Have you watched one of Kevin Hart’s appearances where he mentioned his unease with Australia’s wildlife? Basically, he claims that every single animal or creature in Australia is able to kill you, and he is not too far from the truth, really. Hence, the science and progress of getting some anti-venom or poison antidotes so that hospitals and clinics are well equipped in the event of an emergency is really important. The amount of supply can run low from time to time, and now is one of such moments. It seems that stocks of antidote for bites from funnel-web spiders are starting to run low after a recent increase in spider bites of that nature.
According to an Australian zookeeper, it has been broadcasted for the general public to help in hunting down and donating these dangerous and deadly funnel-web spiders to the right authorities. Needless to say, these spiders will need to be alive when donated, so that their venom can be milked in order to create an antidote. The Australian Reptile Park is the country’s one and only supplier of funnel-web venom to antidote producers for over 35 years, and their antidote supply depends largely on the public to donate these spiders. The donated funnel-web spiders will then be milked for their venom so that an antidote can be procured.
This particular anti-venom program has been running along fine all this while, but in recent times, it has been put at risk. The reason behind that is twofold: there are way too few spiders being donated as of last year, and the recent heatwave has prompted a higher than normal level of spider activity which will inadvertently lead to bites. The Australian Reptile Park’s general manager, Tim Faulkner, shared over the telephone in an interview, "We rely on community support to keep this program alive. We have tried to catch enough spiders ourselves and we just can't."
All through the southeastern region of Australia lies the habitat of funnel-web spiders, although the only known killer at this point in time would be the Sydney funnel-web spider. This particular spider is located in the Sydney region (hence its name), going all the way as far north as Newcastle and south to Illawarra. A major bite is able to result in death of a human victim within 60 minutes if it is left untreated. The funnel-web spider features large fangs and an acidic venom, so do expect a whole world of pain if you have been bitten.
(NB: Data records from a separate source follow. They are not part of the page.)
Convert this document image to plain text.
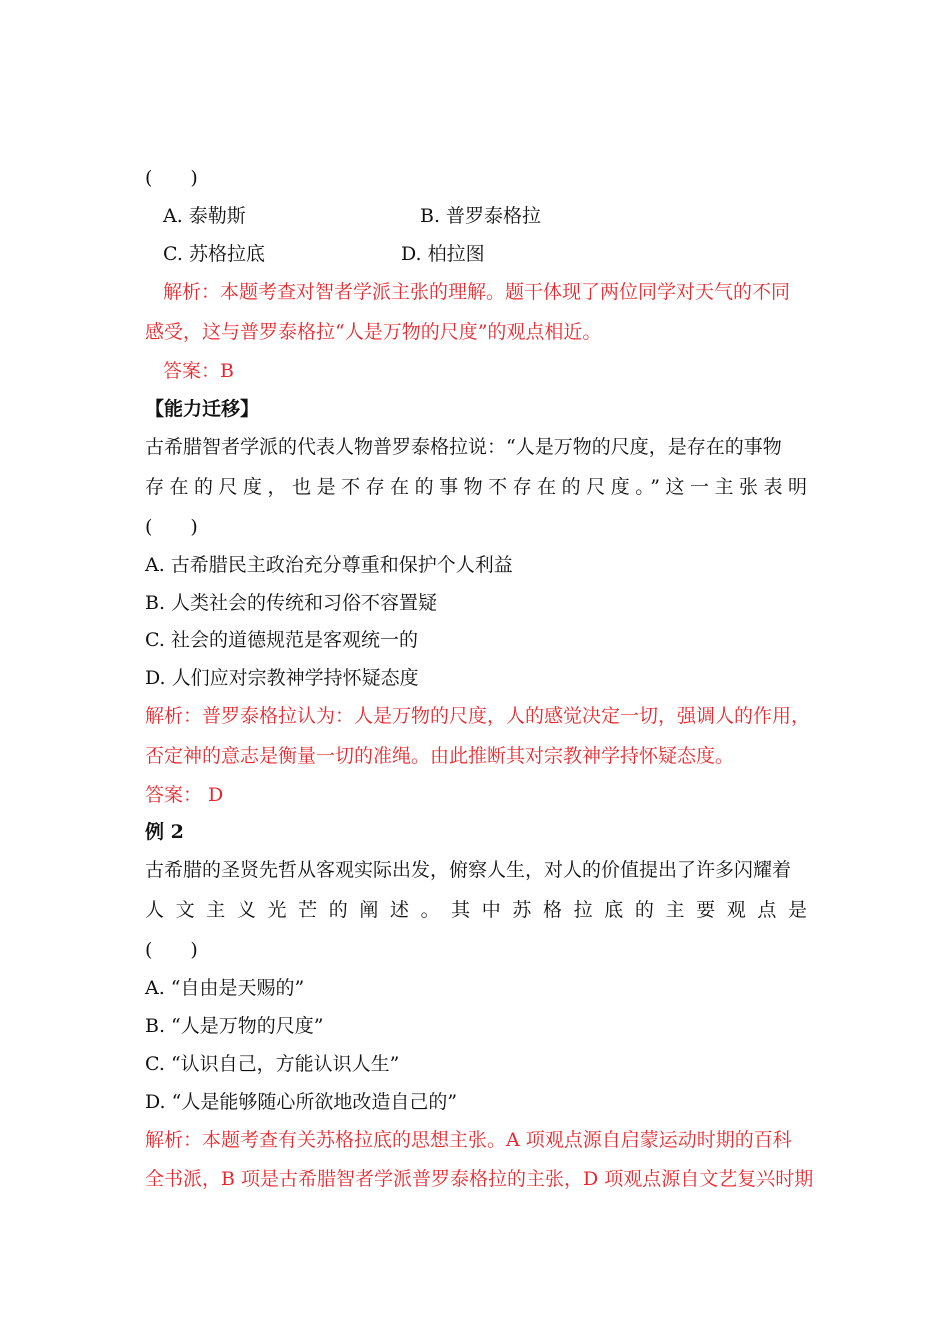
(　　)
A. 泰勒斯	B. 普罗泰格拉
C. 苏格拉底	D. 柏拉图
解析：本题考查对智者学派主张的理解。题干体现了两位同学对天气的不同
感受，这与普罗泰格拉“人是万物的尺度”的观点相近。
答案：B
【能力迁移】
古希腊智者学派的代表人物普罗泰格拉说：“人是万物的尺度，是存在的事物
存在的尺度，也是不存在的事物不存在的尺度。”这一主张表明
(　　)
A. 古希腊民主政治充分尊重和保护个人利益
B. 人类社会的传统和习俗不容置疑
C. 社会的道德规范是客观统一的
D. 人们应对宗教神学持怀疑态度
解析：普罗泰格拉认为：人是万物的尺度，人的感觉决定一切，强调人的作用，
否定神的意志是衡量一切的准绳。由此推断其对宗教神学持怀疑态度。
答案： D
例 2
古希腊的圣贤先哲从客观实际出发，俯察人生，对人的价值提出了许多闪耀着
人文主义光芒的阐述。其中苏格拉底的主要观点是
(　　)
A. “自由是天赐的”
B. “人是万物的尺度”
C. “认识自己，方能认识人生”
D. “人是能够随心所欲地改造自己的”
解析：本题考查有关苏格拉底的思想主张。A 项观点源自启蒙运动时期的百科
全书派，B 项是古希腊智者学派普罗泰格拉的主张，D 项观点源自文艺复兴时期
Once these donated funnel-web spiders have been milked, the park will send the venom over to a division of the blood plasma and vaccine maker CSL Ltd. CSL Ltd. will then perform a conversion into a life-saving antidote. Word has it that to capture venomous spiders is a safe activity if the correct level of safeguards and precautions have been taken. The right jar and appropriate wooden spoon would be able to let you flick the spider into the jar in a jiffy.
Practice makes perfect, but be careful if you are looking to contribute to the effort!